Shayla Waugh And Tara Halbritter

SDSU’s Reserve Officers’ Training Corps (ROTC) programs are developing, training and commissioning the future leaders of the U.S. Army and Air Force.

“The biggest thing that students take away from the Military Science program is leadership experiences,” said department head Lt. Col. John Holter. “Whether they plan on joining the army or just learning about it, they will all take away crucial ideas of what leadership is about.”

The department offers a minor in military science. Any student may take the basic 100 to 200 level courses without any obligation to join the Army ROTC program. The classes are tuition free and class books are provided. Students pay only the fee for the classes. Students may move into the advanced courses in their junior and senior years by making the commitment to the Army ROTC program, said Holter.

Upon graduation, Holter said students are commissioned into three different areas. They can move into active duty, the National Guard or into the Army Reserve. He said all active duty soldiers leave South Dakota but many take military jobs instate with the Guards.

“In the program, we are teaching skills needed in the army. Students learn the basic level tasks that they will need to build upon in their career,” said Holter.

Darci Nelson, a senior chemistry major and military science minor, said that after she graduates from SDSU, she will be commissioned into the Army as a second lieutenant.

“The Army ROTC program gives students military leadership skills and helps build character,” said Nelson.

Lt. Col. Holter said SDSU has a long tradition of producing officers for the army. In the past, the program has been ranked eighth of 270 programs and remains in the top 15% of all programs nationwide. The department has seen illustrious alumni doing great things for the army, he said.

Military training has been available since SDSU was founded in 1916. As a land grant university, Holter said military training was a core of SDSU in its founding.

Another ROTC minor offered at SDSU is in the department of Aerospace Studies. This department is associated with the Air Force rather than the Army.

There are currently 65 students that have aerospace studies as a minor, which is significantly less than the number of military science minors. This program teaches students about various leadership topics, such as military ethics and motivational techniques. Maj. Chris Trotter, of the Aerospace Studies Department said that the program provides students with training that is more specific in terms of their career.

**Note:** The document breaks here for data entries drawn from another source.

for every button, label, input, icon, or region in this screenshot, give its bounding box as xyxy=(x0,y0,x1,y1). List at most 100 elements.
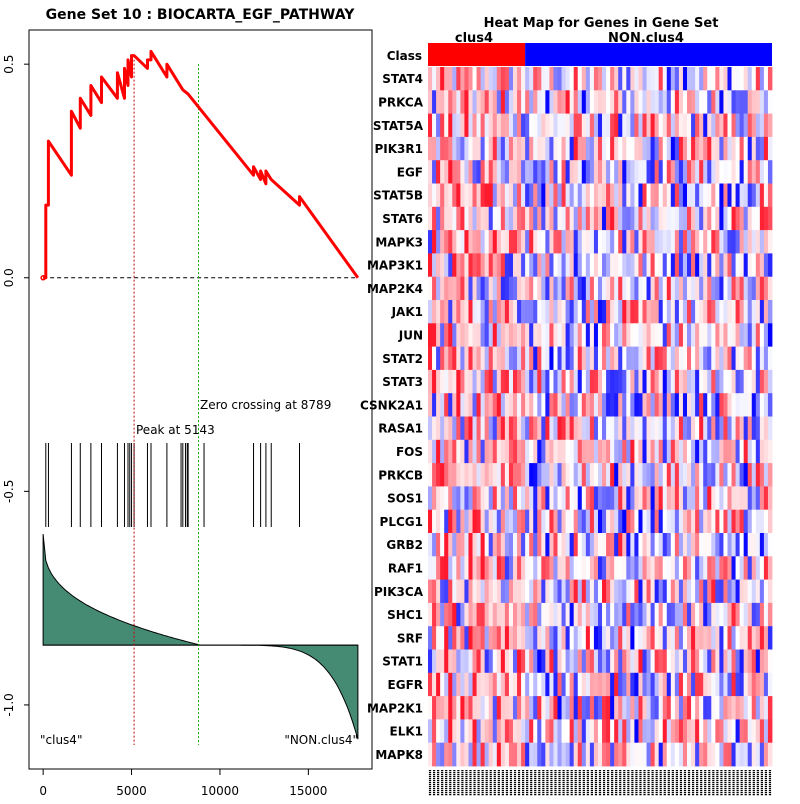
heatmap-cell xyxy=(763,463,769,487)
heatmap-cell xyxy=(565,136,571,161)
heatmap-cell xyxy=(577,509,583,534)
heatmap-cell xyxy=(630,742,635,767)
heatmap-cell xyxy=(593,300,599,324)
heatmap-cell xyxy=(545,90,550,114)
heatmap-cell xyxy=(731,253,736,278)
heatmap-cell xyxy=(472,90,477,114)
heatmap-cell xyxy=(618,323,623,347)
heatmap-cell xyxy=(553,323,558,347)
heatmap-cell xyxy=(508,486,514,511)
heatmap-cell xyxy=(541,113,546,138)
heatmap-cell xyxy=(440,276,445,301)
heatmap-cell xyxy=(606,369,611,394)
heatmap-cell xyxy=(755,323,761,347)
heatmap-cell xyxy=(565,556,571,580)
heatmap-cell xyxy=(614,300,619,324)
heatmap-cell xyxy=(763,742,769,767)
heatmap-cell xyxy=(763,533,769,557)
heatmap-cell xyxy=(476,276,482,301)
heatmap-cell xyxy=(715,439,720,464)
heatmap-cell xyxy=(715,696,720,720)
heatmap-cell xyxy=(654,439,660,464)
heatmap-cell xyxy=(517,160,522,184)
heatmap-cell xyxy=(541,253,546,278)
heatmap-cell xyxy=(747,533,753,557)
heatmap-cell xyxy=(715,742,720,767)
heatmap-cell xyxy=(674,742,680,767)
heatmap-cell xyxy=(428,556,433,580)
heatmap-cell xyxy=(739,486,745,511)
heatmap-cell xyxy=(512,696,518,720)
heatmap-cell xyxy=(597,719,603,744)
heatmap-cell xyxy=(727,649,732,674)
heatmap-cell xyxy=(476,602,482,627)
heatmap-cell xyxy=(747,276,753,301)
heatmap-cell xyxy=(440,486,445,511)
heatmap-cell xyxy=(460,742,465,767)
heatmap-cell xyxy=(650,509,656,534)
gene-row-label: RAF1 xyxy=(388,561,423,575)
heatmap-cell xyxy=(456,696,461,720)
heatmap-cell xyxy=(743,742,749,767)
heatmap-cell xyxy=(581,463,587,487)
heatmap-cell xyxy=(553,276,558,301)
heatmap-cell xyxy=(577,626,583,650)
heatmap-cell xyxy=(642,579,647,604)
heatmap-cell xyxy=(610,696,615,720)
heatmap-cell xyxy=(557,136,562,161)
heatmap-cell xyxy=(622,556,627,580)
heatmap-cell xyxy=(488,113,494,138)
heatmap-cell xyxy=(731,439,736,464)
heatmap-cell xyxy=(662,113,668,138)
heatmap-cell xyxy=(695,602,700,627)
heatmap-cell xyxy=(452,672,457,697)
heatmap-cell xyxy=(597,253,603,278)
heatmap-cell xyxy=(650,579,656,604)
heatmap-cell xyxy=(767,253,773,278)
heatmap-cell xyxy=(480,160,486,184)
heatmap-cell xyxy=(747,230,753,254)
heatmap-cell xyxy=(589,486,595,511)
heatmap-cell xyxy=(751,602,757,627)
heatmap-cell xyxy=(448,346,453,371)
heatmap-cell xyxy=(521,323,526,347)
heatmap-cell xyxy=(662,300,668,324)
heatmap-cell xyxy=(521,346,526,371)
heatmap-cell xyxy=(436,556,441,580)
heatmap-cell xyxy=(650,369,656,394)
heatmap-cell xyxy=(670,439,676,464)
heatmap-cell xyxy=(569,649,575,674)
heatmap-cell xyxy=(691,90,696,114)
heatmap-cell xyxy=(428,183,433,208)
heatmap-cell xyxy=(731,160,736,184)
heatmap-cell xyxy=(610,276,615,301)
heatmap-cell xyxy=(557,509,562,534)
heatmap-cell xyxy=(589,136,595,161)
heatmap-cell xyxy=(541,323,546,347)
heatmap-cell xyxy=(727,113,732,138)
gene-row-label: MAP2K4 xyxy=(367,282,423,296)
heatmap-cell xyxy=(759,346,765,371)
heatmap-cell xyxy=(577,742,583,767)
heatmap-cell xyxy=(472,136,477,161)
heatmap-cell xyxy=(549,136,554,161)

“Hopefully students gain a better understanding of roles in the military in general … and pick up leadership skills,” Trotter said.

Much like the Army ROTC program, the Air Force ROTC program has watched some alumni work their way up to powerful positions in their careers. Former U.S. Senator Tom Daschle is a graduate of the program.

The requirements to graduate with a minor in aerospace studies include taking the 16 credits offered through the department over four years.

After graduating with a minor in this program, graduates must work full-time in the Air Force for four years. Pilots must dedicate ten years to the Air Force. However, there are some exceptions to the rules. In some special instances, graduates are allowed to join the Air Guard instead.

Junior Chris Nedved is an aviation major and aerospace studies minor. After he graduates, he says he plans on being commissioned into the Air Force. “Hopefully I receive a pilot slot,” said Nedved. Pilots compete for a limited number of openings and selective boards choose who is eligible to become a pilot.

While students gain knowledge of the military through this program, they are not ranked any higher when they enter the Air Force. They are commissioned as second lieutenants.

There are others ways to be commissioned into the Air Force, but Trotter said that SDSU’s program has a hands-on approach to teaching skills that students will need in military careers.